The flip side of the weak dollar is the strength of the euro, which hits euro zone exporters and threatens to further slow growth in the EU, or even push Germany into a period of deflation, or falling prices. A malign view of US policy is that the administration is shedding no tears for Europe's problems, feeling that the EU should do more to spur growth through cutting interest rates and economic reform.

Referring to this, the European Commission president, Mr Romano Prodi, quoted Mr Bush as saying : "I shall not use the monetary weapon." But this does not mean that the US will step in to prop up the dollar either, meaning that Mr Bush will do nothing to disarm this weapon of European economic destruction.

One measure to spur European growth would be lower interest rates and these may finally be on the way. While the European Central Bank is independent, "there is possibly still room here to stimulate growth", commented Mr Gerhard Schröder, the German chancellor at Évian, in as clear a signal as possible to the bank that its political masters expect a rates move at this week's ECB council meeting. However the extent of economic weakness in the big EU economies means there will be no quick pick-up; yesterday French unemployment figures showed a jobless rate of 9.3 per cent and the German rate is approaching 11 per cent.

While the G8 appears to have spent limited time discussing currencies, the leaders did issue a statement on trade, committing themselves to completing the current trade talks - the Doha round - on schedule by the end of next year.

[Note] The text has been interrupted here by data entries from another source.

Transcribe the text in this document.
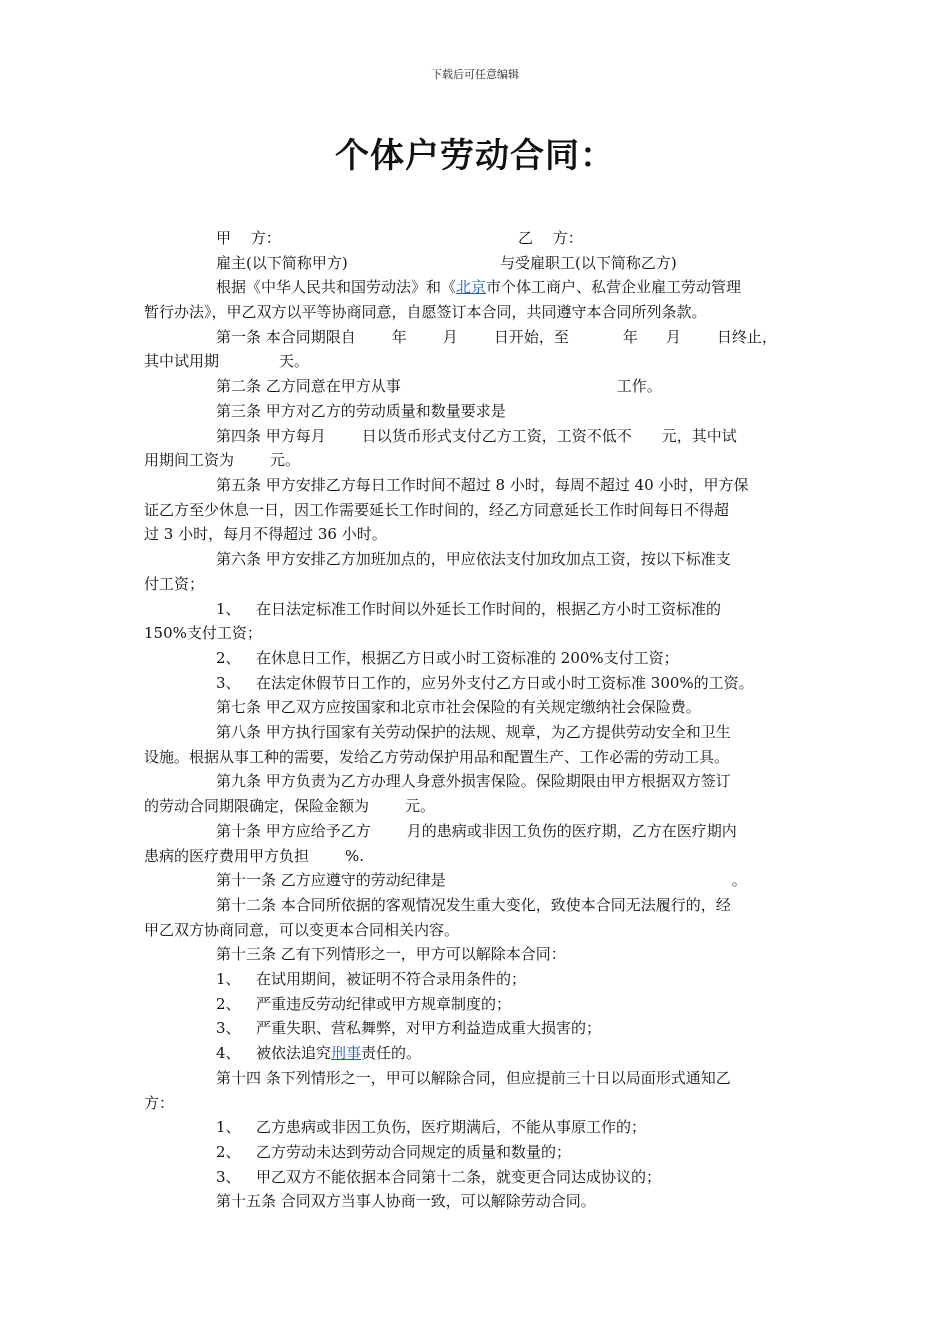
下载后可任意编辑
个体户劳动合同：
甲　 方：	乙　 方：
雇主(以下简称甲方)	与受雇职工(以下简称乙方)
根据《中华人民共和国劳动法》和《北京市个体工商户、私营企业雇工劳动管理
暂行办法》，甲乙双方以平等协商同意，自愿签订本合同，共同遵守本合同所列条款。
第一条 本合同期限自 年 月 日开始，至	年 月 日终止，
其中试用期	天。
第二条 乙方同意在甲方从事	工作。
第三条 甲方对乙方的劳动质量和数量要求是
第四条 甲方每月 日以货币形式支付乙方工资，工资不低不 元，其中试
用期间工资为 元。
第五条 甲方安排乙方每日工作时间不超过 8 小时，每周不超过 40 小时，甲方保
证乙方至少休息一日，因工作需要延长工作时间的，经乙方同意延长工作时间每日不得超
过 3 小时，每月不得超过 36 小时。
第六条 甲方安排乙方加班加点的，甲应依法支付加玫加点工资，按以下标准支
付工资；
1、 在日法定标准工作时间以外延长工作时间的，根据乙方小时工资标准的
150%支付工资；
2、 在休息日工作，根据乙方日或小时工资标准的 200%支付工资；
3、 在法定休假节日工作的，应另外支付乙方日或小时工资标准 300%的工资。
第七条 甲乙双方应按国家和北京市社会保险的有关规定缴纳社会保险费。
第八条 甲方执行国家有关劳动保护的法规、规章，为乙方提供劳动安全和卫生
设施。根据从事工种的需要，发给乙方劳动保护用品和配置生产、工作必需的劳动工具。
第九条 甲方负责为乙方办理人身意外损害保险。保险期限由甲方根据双方签订
的劳动合同期限确定，保险金额为 元。
第十条 甲方应给予乙方 月的患病或非因工负伤的医疗期，乙方在医疗期内
患病的医疗费用甲方负担 %.
第十一条 乙方应遵守的劳动纪律是	。
第十二条 本合同所依据的客观情况发生重大变化，致使本合同无法履行的，经
甲乙双方协商同意，可以变更本合同相关内容。
第十三条 乙有下列情形之一，甲方可以解除本合同：
1、 在试用期间，被证明不符合录用条件的；
2、 严重违反劳动纪律或甲方规章制度的；
3、 严重失职、营私舞弊，对甲方利益造成重大损害的；
4、 被依法追究刑事责任的。
第十四 条下列情形之一，甲可以解除合同，但应提前三十日以局面形式通知乙
方：
1、 乙方患病或非因工负伤，医疗期满后，不能从事原工作的；
2、 乙方劳动未达到劳动合同规定的质量和数量的；
3、 甲乙双方不能依据本合同第十二条，就变更合同达成协议的；
第十五条 合同双方当事人协商一致，可以解除劳动合同。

However beyond the usual platitudes on the importance of free trade, the statement did not point the way forward in the key areas now blocking the talks: the row over agricultural subsidies, particularly the EU's export subsidies; the US block on agreement over moves to allow poorer countries to import cheap generic drugs to combat disease; and a series of damaging trade rows, most recently the US-led attack through the World Trade Organisation on the EU's restrictions on genetically modified foods.

The Doha round has been effectively stuck since negotiators missed an end of March deadline to agree a way forward on agricultural trade. The G8 leaders have not produced anything to break this deadlock, beyond a commitment to make progress before a key review meeting for the talks due this September in Cancun, Mexico. If these words are not matched by action in the weeks ahead, the derailing of the talks could further damage already fragile economic confidence.

Among the strongest critics of the trade statement were aid agencies, who are calling on the leaders to deliver on their promise to make the Doha talks a "development round", which benefits poorer countries most. Lack of progress on cutting agricultural subsidies, which give EU and US exporters an unfair advantage on world markets, on opening developed markets to poorer countries and on overcoming the objections of the US to the widespread provision of generic drugs suggest that the same old vested interests are blocking progress.

While the leaders have committed money to fighting AIDS, there is no sign of wider progress on trade issues vital for developing countries or on the various proposals to accelerate debt relief.